A fundamental part of the Internet, essentially a specialised distributed database, the DNS translates one type of thing into another. The usual type of translation, an “A” (for address) lookup, translates a domain name (the human-readable hostname, e.g. example.com) into an IP address. The address can then be used for sending IP packets to that system.Lookup types:
| Lookup type | Usage | |
| A | Address | normal lookup |
| MX | Mail Exchanger | system accepting mail for the domain |
| CNAME | Canonical name | |
| PTR | Pointer | reverse lookup |
| TXT | uninterpreted text | available for any use |
| SOA | Start Of Authority | |
| HINFO | Host Information | |
| NS | Name Server | |
| AAAA | IPv6 lookup | |
| A6 | Alternate IPv6 lookup |
Reverse lookups (rDNS)
The special-purpose domain in-addr.arpa can to used to perform reverse lookups, from IP address to domain name.
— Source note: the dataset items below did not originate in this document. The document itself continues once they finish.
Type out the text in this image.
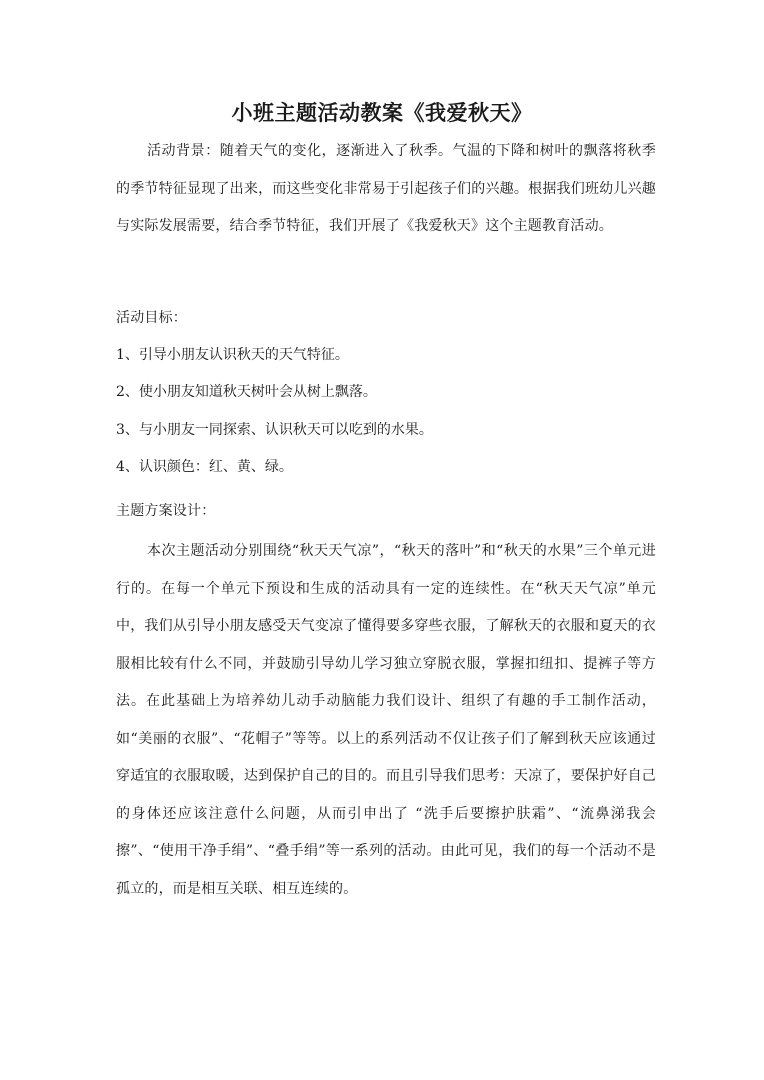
小班主题活动教案《我爱秋天》
活动背景：随着天气的变化，逐渐进入了秋季。气温的下降和树叶的飘落将秋季的季节特征显现了出来，而这些变化非常易于引起孩子们的兴趣。根据我们班幼儿兴趣与实际发展需要，结合季节特征，我们开展了《我爱秋天》这个主题教育活动。
活动目标：
1、引导小朋友认识秋天的天气特征。
2、使小朋友知道秋天树叶会从树上飘落。
3、与小朋友一同探索、认识秋天可以吃到的水果。
4、认识颜色：红、黄、绿。
主题方案设计：
本次主题活动分别围绕“秋天天气凉”，“秋天的落叶”和“秋天的水果”三个单元进行的。在每一个单元下预设和生成的活动具有一定的连续性。在“秋天天气凉”单元中，我们从引导小朋友感受天气变凉了懂得要多穿些衣服，了解秋天的衣服和夏天的衣服相比较有什么不同，并鼓励引导幼儿学习独立穿脱衣服，掌握扣纽扣、提裤子等方法。在此基础上为培养幼儿动手动脑能力我们设计、组织了有趣的手工制作活动，如“美丽的衣服”、“花帽子”等等。以上的系列活动不仅让孩子们了解到秋天应该通过穿适宜的衣服取暖，达到保护自己的目的。而且引导我们思考：天凉了，要保护好自己的身体还应该注意什么问题，从而引申出了 “洗手后要擦护肤霜”、“流鼻涕我会擦”、“使用干净手绢”、“叠手绢”等一系列的活动。由此可见，我们的每一个活动不是孤立的，而是相互关联、相互连续的。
To do this, reverse the groups of the address, append .in-addr.arpa and do a PTR lookup. E.g. to discover a name for 217.146.107.7 do a PTR lookup on 7.107.146.217.in-addr.arpa.
Tools
On unix systems, “dig” and “nslookup”.
Resolver software
The most popular on Unix systems is “bind”.
DNSBL (DNS-accessible blacklists)
These use the capability of the DNS to publish lookup capability into lists of IP addresses. Typically the query is done as a “A” lookup of the reversed IP prepended to the list name. Some also offer TXT records.